REVIEW

FILM „F“ (Horror/Thriller)

Originaltitel: F

Herstellungsland: Großbritannien

Erscheinungsjahr: 2010

Wertung: Gut

Regie: Johannes Roberts

Darsteller:
David Schofield, Eliza Bennett, Ruth Gemmell, Juliet Aubrey, Emma Cleasby, Finlay Robertson, Roxanne McKee, Tom Mannio, , Max Fowler, Mike Burnside, Christopher Adamson, Jamie Kenna

Die zunehmende Gewaltbereitschaft jugendlicher Straftäter findet nicht nur in den Schlagzeilen diverser Tageszeitungen vermehrt Beachtung. Nein, auch im Kino wird das Thema regelmäßig ins Zentrum einschlägiger Genre-Produktionen gestellt. „Eden Lake“, „The Strangers“ oder „Harry Brown“ seien da kurz erwähnt. Der britische Horrorthriller „F“ geht sogar noch einen Schritt weiter und degradiert die jugendlichen Kapuzenpulliträger zu gesichtslosen, eiskalten Mordmaschienen ohne den geringsten Anflug von Emotion oder Rationalität.

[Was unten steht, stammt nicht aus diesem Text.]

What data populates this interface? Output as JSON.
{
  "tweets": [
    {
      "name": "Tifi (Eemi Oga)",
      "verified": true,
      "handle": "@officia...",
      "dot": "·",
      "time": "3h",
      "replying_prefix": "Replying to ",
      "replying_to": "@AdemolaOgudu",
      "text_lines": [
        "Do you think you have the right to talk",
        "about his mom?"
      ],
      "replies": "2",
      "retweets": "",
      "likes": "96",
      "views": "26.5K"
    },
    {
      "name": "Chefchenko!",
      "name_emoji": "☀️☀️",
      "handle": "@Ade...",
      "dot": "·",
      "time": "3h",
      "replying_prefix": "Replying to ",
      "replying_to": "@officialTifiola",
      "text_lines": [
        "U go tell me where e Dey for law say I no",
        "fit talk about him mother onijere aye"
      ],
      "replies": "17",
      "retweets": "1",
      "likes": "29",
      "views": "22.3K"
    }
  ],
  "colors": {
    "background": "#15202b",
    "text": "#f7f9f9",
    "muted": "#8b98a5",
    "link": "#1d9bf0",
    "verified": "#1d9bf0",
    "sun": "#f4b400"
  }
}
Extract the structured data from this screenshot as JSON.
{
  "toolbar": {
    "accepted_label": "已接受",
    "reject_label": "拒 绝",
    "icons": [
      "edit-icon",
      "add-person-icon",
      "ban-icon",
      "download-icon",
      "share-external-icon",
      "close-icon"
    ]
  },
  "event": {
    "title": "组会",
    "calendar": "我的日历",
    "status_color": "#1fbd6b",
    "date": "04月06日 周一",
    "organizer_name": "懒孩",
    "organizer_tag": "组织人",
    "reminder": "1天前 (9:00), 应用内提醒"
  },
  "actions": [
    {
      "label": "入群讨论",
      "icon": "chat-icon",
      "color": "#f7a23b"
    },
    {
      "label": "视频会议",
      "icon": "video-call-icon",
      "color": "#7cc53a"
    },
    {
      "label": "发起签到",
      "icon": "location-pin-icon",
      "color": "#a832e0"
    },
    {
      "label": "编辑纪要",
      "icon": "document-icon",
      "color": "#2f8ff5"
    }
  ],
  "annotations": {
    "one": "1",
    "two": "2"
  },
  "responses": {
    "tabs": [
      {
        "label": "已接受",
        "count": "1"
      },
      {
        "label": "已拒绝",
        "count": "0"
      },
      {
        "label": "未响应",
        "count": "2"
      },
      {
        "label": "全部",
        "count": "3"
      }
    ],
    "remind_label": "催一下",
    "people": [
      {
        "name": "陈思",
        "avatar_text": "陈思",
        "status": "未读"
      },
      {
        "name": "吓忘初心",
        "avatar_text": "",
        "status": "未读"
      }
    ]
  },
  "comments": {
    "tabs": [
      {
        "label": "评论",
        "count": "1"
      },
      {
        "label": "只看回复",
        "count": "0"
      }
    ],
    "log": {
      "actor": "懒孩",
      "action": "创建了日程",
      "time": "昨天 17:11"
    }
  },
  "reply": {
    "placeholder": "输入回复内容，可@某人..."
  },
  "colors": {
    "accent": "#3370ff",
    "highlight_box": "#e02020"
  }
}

Der alt gediente Londoner Highschool-Lehrer Robert verpasst einem seiner Schüler für eine Klassenarbeit die Note „F“ (das englische Pendant zu ungenügend), was dieser mit einem gepfefferten Faustschlag ins Gesicht des Lehrers goutiert. Dieser Zwischenfall führt zum Erstaunen von Robert nicht zum Schulverweis des Raufboldes, sondern zu seiner eigenen Beurlaubung. Die Tat hinterlässt bei dem Lehrer deutliche Spuren, so gibt er sich dem Alkohol hin, seine Frau und seine Tochter wenden sich von ihm ab und er selbst beschäftigt sich nur noch mit den immer drastischer werdenden Zahlen der gewalttätigen Übergriffe jugendlicher Straftäter gegen Lehrer. Als er nach Monaten seinen Dienst in der Schule wieder antritt, scheinen seine schlimmsten Vorahnungen war zu werden: nach dem Schulschluss verschafft sich eine Truppe vermummter Gestalten zutritt zur verlassenen Schule, um Jagd auf die noch anwesenden Lehrer zu machen…
„F“ will weder eine ernsthafte Auseinandersetzung mit dem Thema Jugendgewalt an Schulen, noch eine ernst gemeinte Kritik am Bildungssystem in Großbritannien sein. Der Film benutzt die Thematik lediglich als Aufhänger für ein kleines, fieses Slasherszenario in einem unverbrauchten Setting. Und das funktioniert über weite Strecken erstaunlich effektiv, auch wenn rückblickend weitaus mehr drin gewesen wäre. Denn der Film hat ein gravierendes Problem. Ausgerechnet seine Hauptfigur schafft es nicht, als Sympathieträger zu funktionieren. Das geht schon beim „Trauma“ des Lehrers los, dass so kurz und knapp abgehandelt wird, dass es der Zuschauer gar nicht plausibel genug nachvollziehen kann, um es als solches zu akzeptieren. Darüber hinaus ist diese Figur viel zu unsymphatisch gezeichnet und bietet keinerlei Identifikationsmöglichkeit für den Zuschauer. Der eingestreute Konflikt zwischen Ehefrau und Tochter wird höchstens angerissen und bleibt für den Zuschauer über weite Strecken völlig im Unklaren. Auch die weiteren Lehrerfiguren werden höchstens angerissen oder schlichtweg auf ihre Profession beschränkt (z.B. strenge Direktorin, sportliche Sportlehrerin etc.). Was bei den Nebenfiguren noch zu verschmerzen wäre, schlägt jedoch bei der Hauptfigur ordentlich negativ zu Buche, denn so fehlt die Motivation des Zuschauers sich um seine Hauptfigur wirklich zu sorgen.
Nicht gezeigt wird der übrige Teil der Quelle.